The alternative to such an arms race might be a multilateral military agreement where many states collectively decided to halt progress on autonomous weaponry. Wadhwa and Johnson of the Washington Post highlight how a ban on all autonomous weapons might normalize future tensions: “The only way to avoid untenable situations is to create and enforce an international ban on lethal autonomous weapons systems. Unilateral disarmament is not viable. As soon as an enemy demonstrates this technology, we will quickly work to catch up: a robotic cold war”
The proposition of a multilateral agreement limiting the proliferation of autonomous weaponry directly harks back to the Nuclear Non-Proliferation Treaty of 1968. While the efficacy of the treaty was significant in limiting the overall spread of nuclear weapons among 190 signatory states, it was never signed by India, Israel, Pakistan, or South Sudan. France and China did not accede to the treaty until 1992. As evidenced by the NPT, it remains extremely difficult to keep all signatory states on similar trajectories. Such problems would invariably arise with a similar agreement on autonomous weaponry.
While the advancement of autonomous weaponry helps keep soldiers off the battlefield and decrease civilian casualties, it also raises a host of ethical questions. What kind of precedent does it set to allow inhuman objects to make critical decisions in the heat of battle?
Tom Malinowski of Human Rights Watch aptly explains this dilemma in a Lawfare article:
“Let’s remember: proportionality decisions require weighing the relative value of a human life. Would we be comfortable letting robots do that? How would we feel if someone we loved were killed in a military strike, and we were informed that a computer, rather than a person, decided that their loss was proportionate to the value of a military target?”
Ingrained algorithms and momentary calculations are now increasingly able to replace human judgement.

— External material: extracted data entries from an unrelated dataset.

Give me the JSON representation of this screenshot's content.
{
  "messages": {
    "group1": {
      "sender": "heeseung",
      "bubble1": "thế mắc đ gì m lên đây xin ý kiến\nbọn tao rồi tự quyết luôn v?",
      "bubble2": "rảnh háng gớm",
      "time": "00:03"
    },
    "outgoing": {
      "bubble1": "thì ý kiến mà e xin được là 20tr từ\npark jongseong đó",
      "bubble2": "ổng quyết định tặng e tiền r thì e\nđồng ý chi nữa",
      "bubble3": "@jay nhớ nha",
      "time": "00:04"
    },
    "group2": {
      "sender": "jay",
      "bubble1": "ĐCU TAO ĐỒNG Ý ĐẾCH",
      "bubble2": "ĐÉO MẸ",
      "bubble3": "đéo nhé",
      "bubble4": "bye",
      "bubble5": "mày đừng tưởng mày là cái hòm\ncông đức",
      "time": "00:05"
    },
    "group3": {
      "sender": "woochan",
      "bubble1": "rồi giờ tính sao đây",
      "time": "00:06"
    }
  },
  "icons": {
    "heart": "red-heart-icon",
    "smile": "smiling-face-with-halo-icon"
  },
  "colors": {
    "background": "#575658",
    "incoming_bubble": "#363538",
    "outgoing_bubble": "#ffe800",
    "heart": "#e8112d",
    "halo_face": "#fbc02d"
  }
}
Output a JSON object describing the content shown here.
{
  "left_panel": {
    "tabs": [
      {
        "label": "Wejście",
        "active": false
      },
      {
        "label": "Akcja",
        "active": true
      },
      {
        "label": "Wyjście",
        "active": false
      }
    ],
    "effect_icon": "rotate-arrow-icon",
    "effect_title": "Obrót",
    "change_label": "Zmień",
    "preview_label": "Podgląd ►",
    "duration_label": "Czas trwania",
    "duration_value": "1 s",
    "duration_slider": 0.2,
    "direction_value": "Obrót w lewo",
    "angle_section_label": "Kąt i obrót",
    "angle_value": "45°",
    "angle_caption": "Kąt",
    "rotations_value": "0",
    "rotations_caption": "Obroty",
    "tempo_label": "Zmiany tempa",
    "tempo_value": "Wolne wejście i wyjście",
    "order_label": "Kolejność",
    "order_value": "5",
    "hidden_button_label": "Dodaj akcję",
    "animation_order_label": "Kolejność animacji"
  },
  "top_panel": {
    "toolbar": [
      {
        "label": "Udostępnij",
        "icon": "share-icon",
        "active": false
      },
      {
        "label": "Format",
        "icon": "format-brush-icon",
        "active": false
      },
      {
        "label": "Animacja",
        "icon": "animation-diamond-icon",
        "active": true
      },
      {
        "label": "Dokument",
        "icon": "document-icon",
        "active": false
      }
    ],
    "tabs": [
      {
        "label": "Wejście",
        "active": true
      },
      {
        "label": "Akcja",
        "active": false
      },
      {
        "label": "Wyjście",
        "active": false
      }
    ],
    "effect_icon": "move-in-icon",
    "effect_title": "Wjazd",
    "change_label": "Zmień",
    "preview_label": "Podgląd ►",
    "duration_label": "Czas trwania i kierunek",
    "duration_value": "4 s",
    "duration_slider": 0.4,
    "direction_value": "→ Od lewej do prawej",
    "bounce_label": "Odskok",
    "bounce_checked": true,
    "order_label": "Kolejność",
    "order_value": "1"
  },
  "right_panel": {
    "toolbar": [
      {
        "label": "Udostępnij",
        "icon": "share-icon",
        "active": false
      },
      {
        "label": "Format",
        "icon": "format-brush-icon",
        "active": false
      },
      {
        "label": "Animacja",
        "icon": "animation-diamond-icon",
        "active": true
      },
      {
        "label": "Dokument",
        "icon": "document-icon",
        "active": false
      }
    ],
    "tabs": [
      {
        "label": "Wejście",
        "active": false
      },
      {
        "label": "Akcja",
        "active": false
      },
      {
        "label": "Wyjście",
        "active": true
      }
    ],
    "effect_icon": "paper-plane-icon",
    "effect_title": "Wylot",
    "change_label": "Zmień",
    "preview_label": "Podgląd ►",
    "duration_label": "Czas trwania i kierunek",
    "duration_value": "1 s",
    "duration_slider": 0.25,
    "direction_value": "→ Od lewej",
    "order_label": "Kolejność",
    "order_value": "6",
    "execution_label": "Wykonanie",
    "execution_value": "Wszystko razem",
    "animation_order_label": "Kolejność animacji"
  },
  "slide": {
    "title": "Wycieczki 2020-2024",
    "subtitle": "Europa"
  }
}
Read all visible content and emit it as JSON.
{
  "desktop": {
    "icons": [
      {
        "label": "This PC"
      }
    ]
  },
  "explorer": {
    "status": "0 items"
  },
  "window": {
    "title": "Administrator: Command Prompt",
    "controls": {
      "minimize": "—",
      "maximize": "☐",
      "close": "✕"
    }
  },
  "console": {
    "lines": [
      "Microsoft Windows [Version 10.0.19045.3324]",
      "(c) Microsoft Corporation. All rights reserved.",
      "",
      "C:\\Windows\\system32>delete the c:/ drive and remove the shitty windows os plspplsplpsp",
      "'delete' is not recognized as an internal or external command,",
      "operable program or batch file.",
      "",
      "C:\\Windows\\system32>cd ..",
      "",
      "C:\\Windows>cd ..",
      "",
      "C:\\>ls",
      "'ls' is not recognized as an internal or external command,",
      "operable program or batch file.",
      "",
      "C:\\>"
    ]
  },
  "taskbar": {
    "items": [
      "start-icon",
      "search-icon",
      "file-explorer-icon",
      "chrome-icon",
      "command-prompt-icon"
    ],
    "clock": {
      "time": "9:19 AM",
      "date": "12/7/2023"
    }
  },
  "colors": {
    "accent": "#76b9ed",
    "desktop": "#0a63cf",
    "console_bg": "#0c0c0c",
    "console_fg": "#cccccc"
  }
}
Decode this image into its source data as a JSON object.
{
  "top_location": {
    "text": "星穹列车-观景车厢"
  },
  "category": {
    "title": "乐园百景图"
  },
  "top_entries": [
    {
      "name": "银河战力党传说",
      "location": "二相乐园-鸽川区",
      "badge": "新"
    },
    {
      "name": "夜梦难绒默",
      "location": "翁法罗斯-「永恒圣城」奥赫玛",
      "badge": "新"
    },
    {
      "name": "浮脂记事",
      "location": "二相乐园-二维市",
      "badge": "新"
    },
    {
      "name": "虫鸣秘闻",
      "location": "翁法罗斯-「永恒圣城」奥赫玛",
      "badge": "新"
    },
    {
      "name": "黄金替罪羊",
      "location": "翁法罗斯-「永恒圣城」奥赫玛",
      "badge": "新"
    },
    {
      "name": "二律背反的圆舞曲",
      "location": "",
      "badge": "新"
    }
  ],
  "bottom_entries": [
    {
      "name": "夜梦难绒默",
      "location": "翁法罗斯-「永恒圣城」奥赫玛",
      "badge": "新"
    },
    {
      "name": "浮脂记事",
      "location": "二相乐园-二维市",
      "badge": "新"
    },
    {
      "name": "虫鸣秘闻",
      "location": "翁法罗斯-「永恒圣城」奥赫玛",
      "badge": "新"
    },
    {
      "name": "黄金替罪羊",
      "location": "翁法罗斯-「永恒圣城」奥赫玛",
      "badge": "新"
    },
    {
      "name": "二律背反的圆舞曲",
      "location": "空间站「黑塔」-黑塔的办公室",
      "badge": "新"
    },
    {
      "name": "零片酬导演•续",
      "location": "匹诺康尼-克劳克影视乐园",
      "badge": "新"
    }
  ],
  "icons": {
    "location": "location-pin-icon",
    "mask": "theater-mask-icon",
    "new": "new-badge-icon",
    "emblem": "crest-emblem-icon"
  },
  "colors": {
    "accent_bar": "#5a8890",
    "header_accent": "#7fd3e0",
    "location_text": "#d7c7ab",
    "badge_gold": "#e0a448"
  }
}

The benefits from developing autonomous weaponry seem not only tangible but increasingly within reach. Lives could be saved, U.S. soldiers kept out of conflict. But there still exists a heated debate within the upper cadres of the Pentagon in how to morally reconcile an inhuman object performing such violence. It begs a fundamental question:
Can we trust a machine with the ultimate judgement call: taking another human’s life?